The Psychology of Brexit: From Psychodrama to Behavioural Science
The Psychology of Brexit examines the psychological causes, catalysts, and consequences of Brexit. Unlike most cultural upheavals, Brexit is not the result of accidental tragedy or spontaneous economic turmoil. Rather, it exists because people decided to make it exist. It is a product of human psychology - shaped in critical ways by people's perceptions, preferences, choices, self-images, attitudes, ideas, assumptions, group relations, and reasoned (or ill-reasoned) conclusions.
This book discusses how reasoning biases and illusions of control propel - and pollute - the perspective of both Leavers and Remainers. It shows how social stereotypes and motivated irrationality help otherwise groundless beliefs thrive in everyday culture, leading to group polarisation and echo-chamber reasoning. It reveals the way cultural biases like sexism influence how Brexit politicians are portrayed and perceived. And it explores the psychological impact of Brexit - its effect on social attitudes, future thinking, and collective and individual mental health.
In this compelling new book, psychologist Brian Hughes examines what scientific psychology reveals about the dynamics of Brexit, what Brexit teaches us about ourselves, and what we can do to deal with its short-term impact and long-term fallout.

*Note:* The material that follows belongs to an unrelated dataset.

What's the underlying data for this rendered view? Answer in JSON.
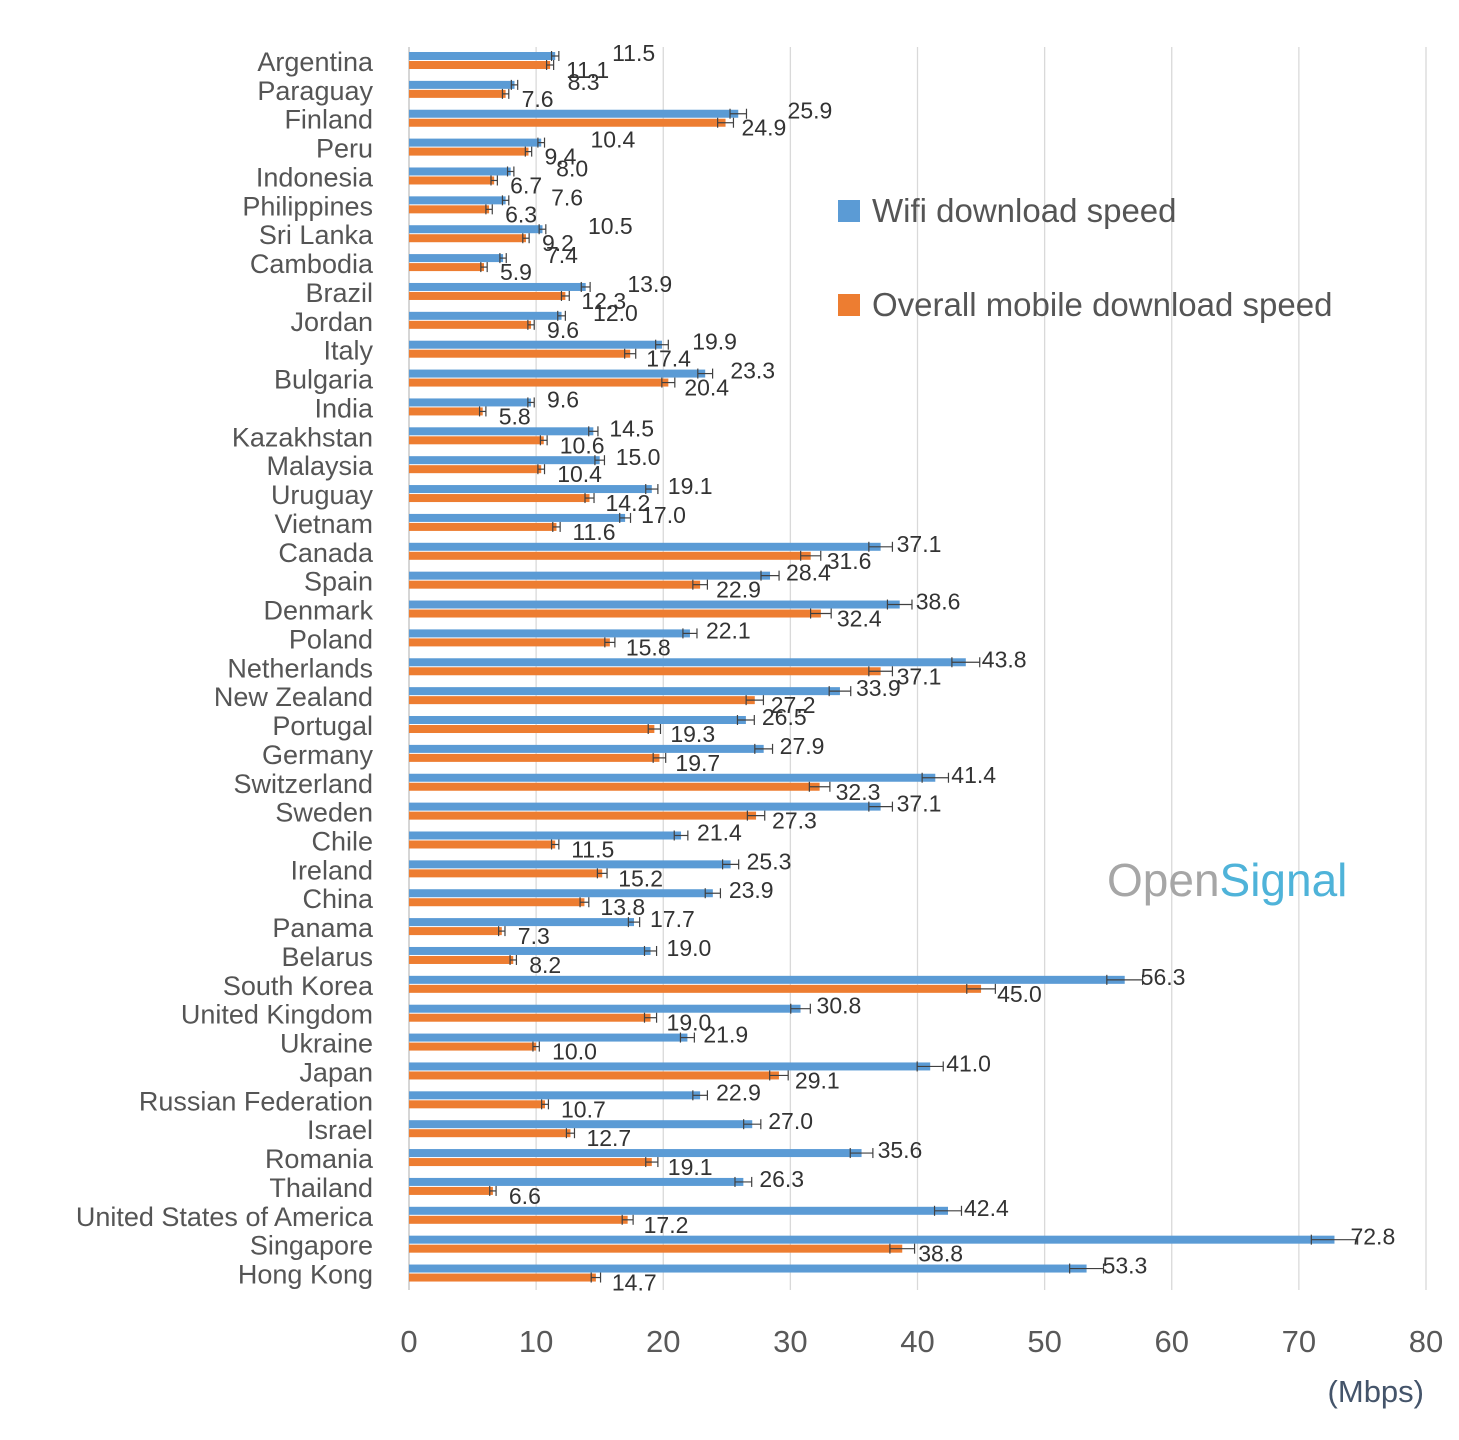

Brian M. Hughes is Professor of Psychology at the National University of Ireland, Galway. He is former President of the Psychological Society of Ireland (2004-2005), and of the international Stress and Anxiety Research Society (2014-2016) and is Associate Editor of the International Journal of Psychophysiology. He is a prominent advocate for scientific psychology, evidence-based policy, scientific outreach, and the role of psychology in society, and writes widely on the psychology of empiricism and of empirically disputable claims, especially as they pertain to science, health, and medicine. His previous books include: Psychology in Crisis (2018) and Rethinking Psychology (2017).